Fig. 9. Embryos were injected in one blastomere at the two cell stage with Mix.3 mRNA constructs (0.5 ng) together with β-galactosidase as a lineage tracer, Mix.3, M3Δ58, M3QTN, M3WFQ and β-galactosidase alone. Embryos were fixed at stage 11 and stained with Red-gal (red stain=β-gal) and then subjected to in situ hybridization for Xbra expression (blue stain=Xbra).
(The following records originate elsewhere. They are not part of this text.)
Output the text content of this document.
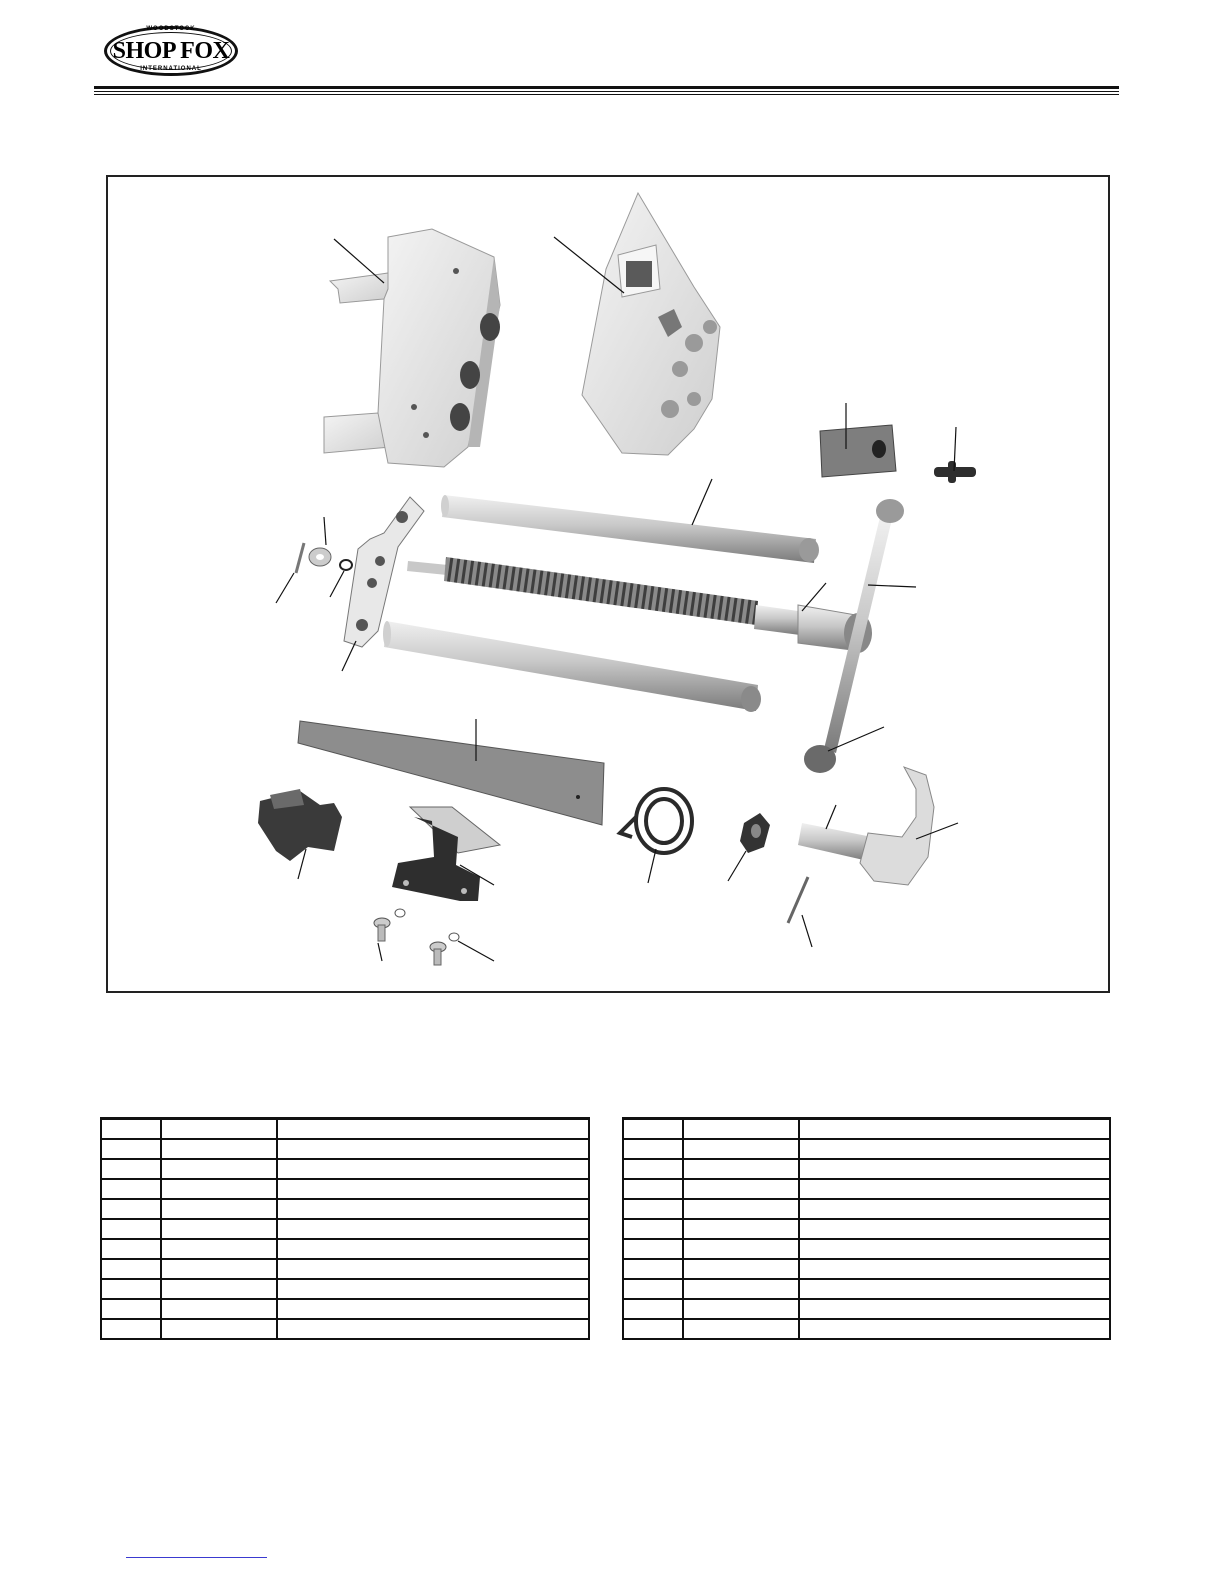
WOODSTOCK
SHOP FOX
INTERNATIONAL
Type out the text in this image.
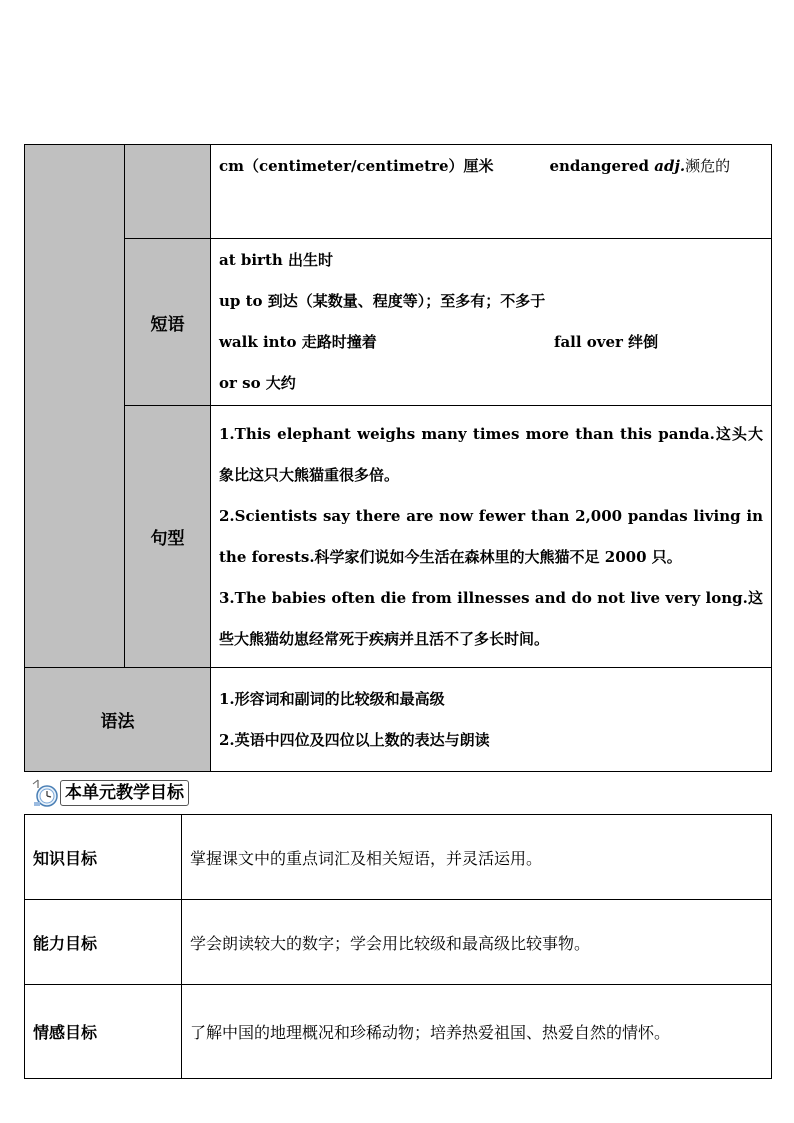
		cm（centimeter/centimetre）厘米 endangered adj.濒危的

	短语	at birth 出生时
up to 到达（某数量、程度等）；至多有；不多于
walk into 走路时撞着 fall over 绊倒
or so 大约

	句型	1.This elephant weighs many times more than this panda.这头大象比这只大熊猫重很多倍。
2.Scientists say there are now fewer than 2,000 pandas living in the forests.科学家们说如今生活在森林里的大熊猫不足 2000 只。
3.The babies often die from illnesses and do not live very long.这些大熊猫幼崽经常死于疾病并且活不了多长时间。

语法		1.形容词和副词的比较级和最高级
2.英语中四位及四位以上数的表达与朗读
本单元教学目标
知识目标	掌握课文中的重点词汇及相关短语，并灵活运用。
能力目标	学会朗读较大的数字；学会用比较级和最高级比较事物。
情感目标	了解中国的地理概况和珍稀动物；培养热爱祖国、热爱自然的情怀。
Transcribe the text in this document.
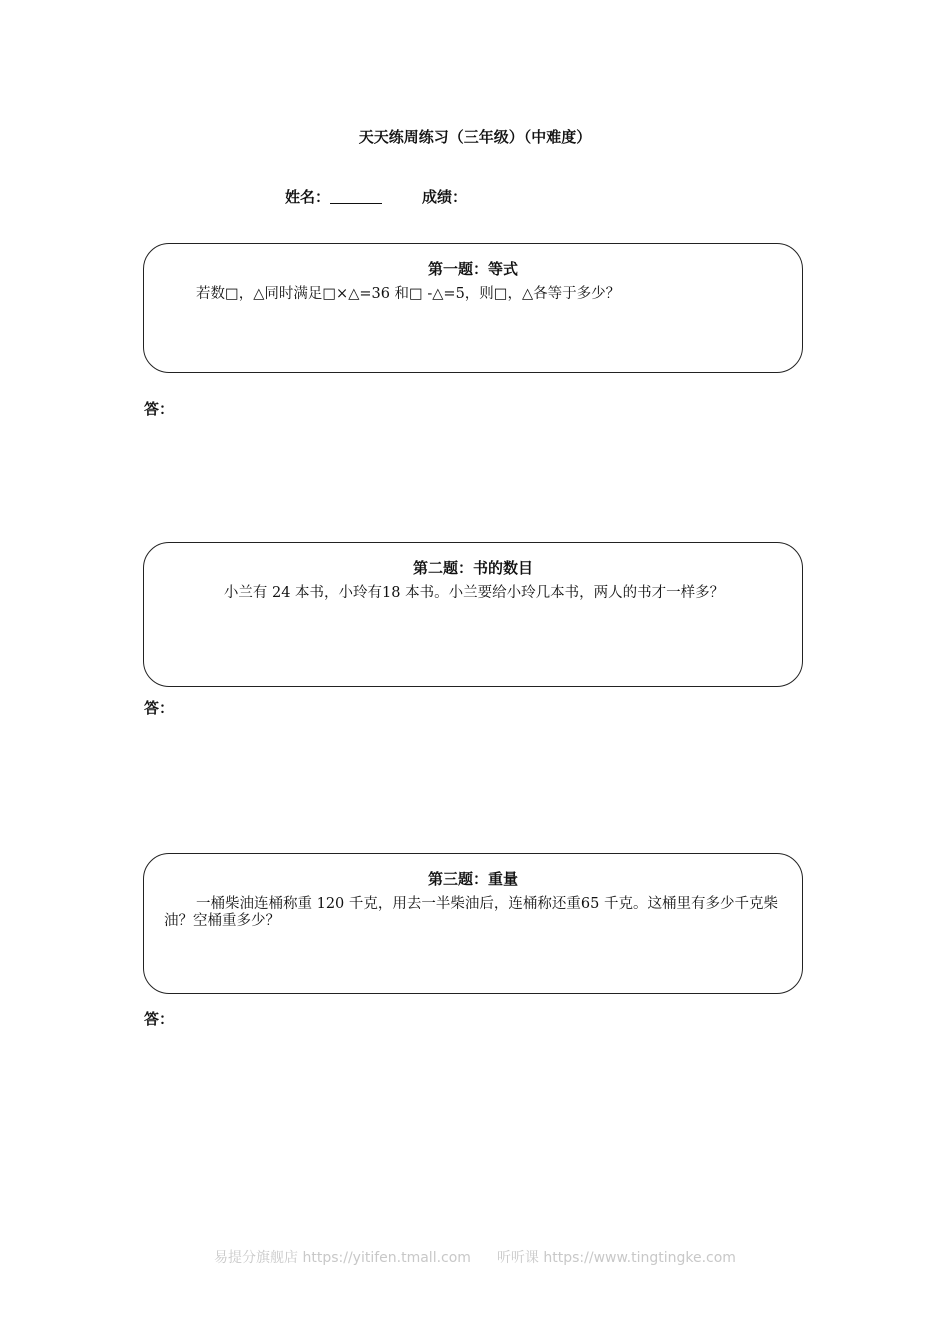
天天练周练习（三年级）（中难度）
姓名：	成绩：
第一题：等式
若数□，△同时满足□×△=36 和□ -△=5，则□，△各等于多少？
答：
第二题：书的数目
小兰有 24 本书，小玲有18 本书。小兰要给小玲几本书，两人的书才一样多？
答：
第三题：重量
一桶柴油连桶称重 120 千克，用去一半柴油后，连桶称还重65 千克。这桶里有多少千克柴油？空桶重多少？
答：
易提分旗舰店 https://yitifen.tmall.com 听听课 https://www.tingtingke.com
Fig. 10. Mix.3 mutants induce the ectopic expression of endodermin (edd) in whole embryos. Single cell fertilized embryos were injected with Mix RNA (1 ng) and assayed for endodermin expression by in situ hybridization at stage 36. Embryos were injected with M111 (B), M333 (C), M131 (D), M131.3 (E) and M313 (F) or left uninjected (A). Mutants that induce endoderm marker expression in the animal cap assays (M333 and M131.3) also induce ectopic expression of endodermin in the whole embryo (C and E, respectively).